Temporary Mural Installation Lands in East Victoria Park

    · 4 min read

    CMLC provides location for shipping container mural by local artist

    Calgary Municipal Land Corporation (CMLC) – the placemaking and development team that is leading the Rivers District Master Plan for east Victoria Park has partnered with Springboard Performance to help realize a temporary mural installation adjacent to Enoch Park. The installation marks the second placemaking gesture in the district as CMLC works to advance a holistic community vision for Calgary’s future Culture and Entertainment District.

    “As we’ve expanded our focus into east Victoria Park through the development of the Rivers District Master Plan, this installation was an opportunity to help activate the street-level and bring people into the community,” says Clare LePan, Director Marketing and Communications. “We’ve previously worked with Springboard Performance on their containR project in East Village and saw this installation as a small gesture of the type of placemaking programs that we feel are important in starting to craft new experiences in the community.”

    Entitled Fireflies at Twilight - the special containR installation was created in honour of the land and people of Treaty 7 Territory. Inspired by Siksika First Nation’s Chief Crowfoot’s quote “What is Life?”, the project was spearheaded by non-profit arts organization Springboard Performance in collaboration with Governor General Award winning Siksika artist Adrian Stimson. Stimson has created an inspiring visual interpretation of the quote on a mural installation comprised of 2 forty-foot shipping containers.

    “A little while and I will be gone from among you, whither I cannot tell. From nowhere we come, into nowhere we go. What is life? It is a flash of firefly in the night. It is a breath of a buffalo in the wintertime. It is as the little shadow that runs across the grass and loses itself in the sunset.” – Chief Crowfoot

    Fireflies at Twilight gave me the opportunity to visualize Chief Crowfoot’s last words, like Writing on Stone, the surface of the container offered me an opportunity to explore the theme in an unconventional way and to tell stories, says visual artist Adrian Stimson. “The Fireflies, the bison, the landscape, re-imagined petroglyphs, Treaty Seven, Chief Crowfoot and his last words, combine to make space for Indigenous knowledge and understanding. I believe art can inspire change, containR can hold those stories and be that space where we can re-imagine our relationships to each other and the land we inhabit.”

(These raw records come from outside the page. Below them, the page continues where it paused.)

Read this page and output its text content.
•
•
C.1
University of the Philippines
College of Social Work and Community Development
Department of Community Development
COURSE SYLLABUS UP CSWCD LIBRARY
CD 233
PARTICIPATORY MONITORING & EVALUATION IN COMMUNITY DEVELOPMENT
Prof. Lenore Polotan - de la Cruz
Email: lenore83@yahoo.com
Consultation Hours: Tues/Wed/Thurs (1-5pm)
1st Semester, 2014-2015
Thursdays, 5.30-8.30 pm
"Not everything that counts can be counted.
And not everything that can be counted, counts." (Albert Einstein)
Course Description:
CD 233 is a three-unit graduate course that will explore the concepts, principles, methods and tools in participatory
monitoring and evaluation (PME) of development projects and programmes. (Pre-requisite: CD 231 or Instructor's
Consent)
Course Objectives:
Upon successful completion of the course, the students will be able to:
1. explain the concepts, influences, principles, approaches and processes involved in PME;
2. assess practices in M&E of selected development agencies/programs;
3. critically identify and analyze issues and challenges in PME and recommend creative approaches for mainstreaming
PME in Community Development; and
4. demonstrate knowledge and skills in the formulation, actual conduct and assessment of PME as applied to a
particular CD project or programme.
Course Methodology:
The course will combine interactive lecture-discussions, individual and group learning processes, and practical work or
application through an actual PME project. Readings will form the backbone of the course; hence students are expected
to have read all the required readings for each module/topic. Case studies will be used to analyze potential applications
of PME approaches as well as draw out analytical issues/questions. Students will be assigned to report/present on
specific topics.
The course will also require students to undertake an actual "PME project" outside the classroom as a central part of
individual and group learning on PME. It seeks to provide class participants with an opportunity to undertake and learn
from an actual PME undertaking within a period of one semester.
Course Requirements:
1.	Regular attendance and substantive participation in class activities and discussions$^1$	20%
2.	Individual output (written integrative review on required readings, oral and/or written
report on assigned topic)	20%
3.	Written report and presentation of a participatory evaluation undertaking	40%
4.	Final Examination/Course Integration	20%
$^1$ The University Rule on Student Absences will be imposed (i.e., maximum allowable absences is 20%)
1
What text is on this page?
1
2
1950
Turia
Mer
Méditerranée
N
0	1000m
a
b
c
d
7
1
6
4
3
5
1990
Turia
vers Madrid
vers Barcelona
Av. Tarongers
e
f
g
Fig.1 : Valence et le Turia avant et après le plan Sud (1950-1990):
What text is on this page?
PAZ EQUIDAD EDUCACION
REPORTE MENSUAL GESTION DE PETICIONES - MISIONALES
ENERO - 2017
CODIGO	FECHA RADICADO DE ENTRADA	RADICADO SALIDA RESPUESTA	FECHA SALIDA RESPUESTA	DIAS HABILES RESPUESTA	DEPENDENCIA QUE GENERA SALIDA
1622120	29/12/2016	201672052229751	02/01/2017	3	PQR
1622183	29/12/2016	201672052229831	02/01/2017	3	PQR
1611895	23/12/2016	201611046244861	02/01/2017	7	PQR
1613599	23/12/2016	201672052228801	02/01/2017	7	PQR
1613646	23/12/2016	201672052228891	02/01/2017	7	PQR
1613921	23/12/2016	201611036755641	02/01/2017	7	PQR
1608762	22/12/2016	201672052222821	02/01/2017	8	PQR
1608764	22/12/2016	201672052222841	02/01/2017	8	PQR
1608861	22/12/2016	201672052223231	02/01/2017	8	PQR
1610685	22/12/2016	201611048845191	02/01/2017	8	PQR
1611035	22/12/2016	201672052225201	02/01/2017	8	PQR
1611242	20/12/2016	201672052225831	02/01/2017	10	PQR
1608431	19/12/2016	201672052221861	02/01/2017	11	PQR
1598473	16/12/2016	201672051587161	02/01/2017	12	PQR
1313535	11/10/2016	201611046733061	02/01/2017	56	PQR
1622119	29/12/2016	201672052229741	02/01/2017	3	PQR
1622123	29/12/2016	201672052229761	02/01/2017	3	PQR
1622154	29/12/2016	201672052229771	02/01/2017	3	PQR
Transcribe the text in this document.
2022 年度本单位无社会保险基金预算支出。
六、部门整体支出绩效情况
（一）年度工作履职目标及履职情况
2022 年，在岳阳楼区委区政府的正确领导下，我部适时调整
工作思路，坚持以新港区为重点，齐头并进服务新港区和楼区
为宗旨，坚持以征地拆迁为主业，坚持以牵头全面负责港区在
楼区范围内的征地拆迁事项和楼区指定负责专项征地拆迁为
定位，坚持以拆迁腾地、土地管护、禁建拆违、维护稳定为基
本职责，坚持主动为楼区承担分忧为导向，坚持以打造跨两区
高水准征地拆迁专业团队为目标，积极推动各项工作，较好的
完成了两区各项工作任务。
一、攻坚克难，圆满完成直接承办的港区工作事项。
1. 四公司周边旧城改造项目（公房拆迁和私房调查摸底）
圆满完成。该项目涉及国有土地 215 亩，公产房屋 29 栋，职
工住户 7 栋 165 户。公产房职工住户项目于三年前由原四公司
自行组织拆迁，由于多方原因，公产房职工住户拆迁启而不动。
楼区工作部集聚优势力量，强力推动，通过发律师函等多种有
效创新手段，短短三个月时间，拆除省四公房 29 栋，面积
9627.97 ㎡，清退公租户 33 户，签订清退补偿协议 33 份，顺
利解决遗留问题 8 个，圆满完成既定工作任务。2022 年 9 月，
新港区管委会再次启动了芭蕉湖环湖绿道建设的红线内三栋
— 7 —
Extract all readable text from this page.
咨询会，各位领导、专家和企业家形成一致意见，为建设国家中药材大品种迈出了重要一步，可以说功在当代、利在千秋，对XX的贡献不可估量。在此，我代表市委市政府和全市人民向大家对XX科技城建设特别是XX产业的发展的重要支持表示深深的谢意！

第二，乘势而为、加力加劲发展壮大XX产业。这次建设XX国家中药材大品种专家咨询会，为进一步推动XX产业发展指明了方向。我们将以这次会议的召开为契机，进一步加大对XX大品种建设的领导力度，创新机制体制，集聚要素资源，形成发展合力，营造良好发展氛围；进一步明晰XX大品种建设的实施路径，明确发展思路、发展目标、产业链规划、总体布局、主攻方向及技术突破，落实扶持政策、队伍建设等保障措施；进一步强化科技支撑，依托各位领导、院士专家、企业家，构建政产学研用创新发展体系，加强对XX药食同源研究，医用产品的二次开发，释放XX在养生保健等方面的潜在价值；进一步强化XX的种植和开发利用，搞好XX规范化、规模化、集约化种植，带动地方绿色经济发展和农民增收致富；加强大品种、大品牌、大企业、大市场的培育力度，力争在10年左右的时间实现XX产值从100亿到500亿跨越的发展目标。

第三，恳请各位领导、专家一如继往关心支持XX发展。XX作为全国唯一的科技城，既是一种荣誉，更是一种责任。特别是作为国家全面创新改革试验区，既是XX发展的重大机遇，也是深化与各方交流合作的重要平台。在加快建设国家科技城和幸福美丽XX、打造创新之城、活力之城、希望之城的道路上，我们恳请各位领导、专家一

    This project was realized with the support of the Calgary Foundation and the Community Fund for Canada’s 150th, a collaboration between Calgary Foundation, the Government of Canada, and extraordinary leaders from coast to coast to coast, as well as a CIP Community Investment Program Grant, offered through the Government of Alberta. CMLC supported the project through production support and the site location adjacent to Enoch Park on land owned by the organization.

    “containR has always worked to connect communities through art, and we hope with this installation to create opportunities for all Calgarians, including indigenous and non-indigeneous youth, to add to the containR, to inspire individuals to tell their stories,” add Nicole Mion artistic director, Springboard Performance.

    Fireflies at Twilight will be in place until November 2018.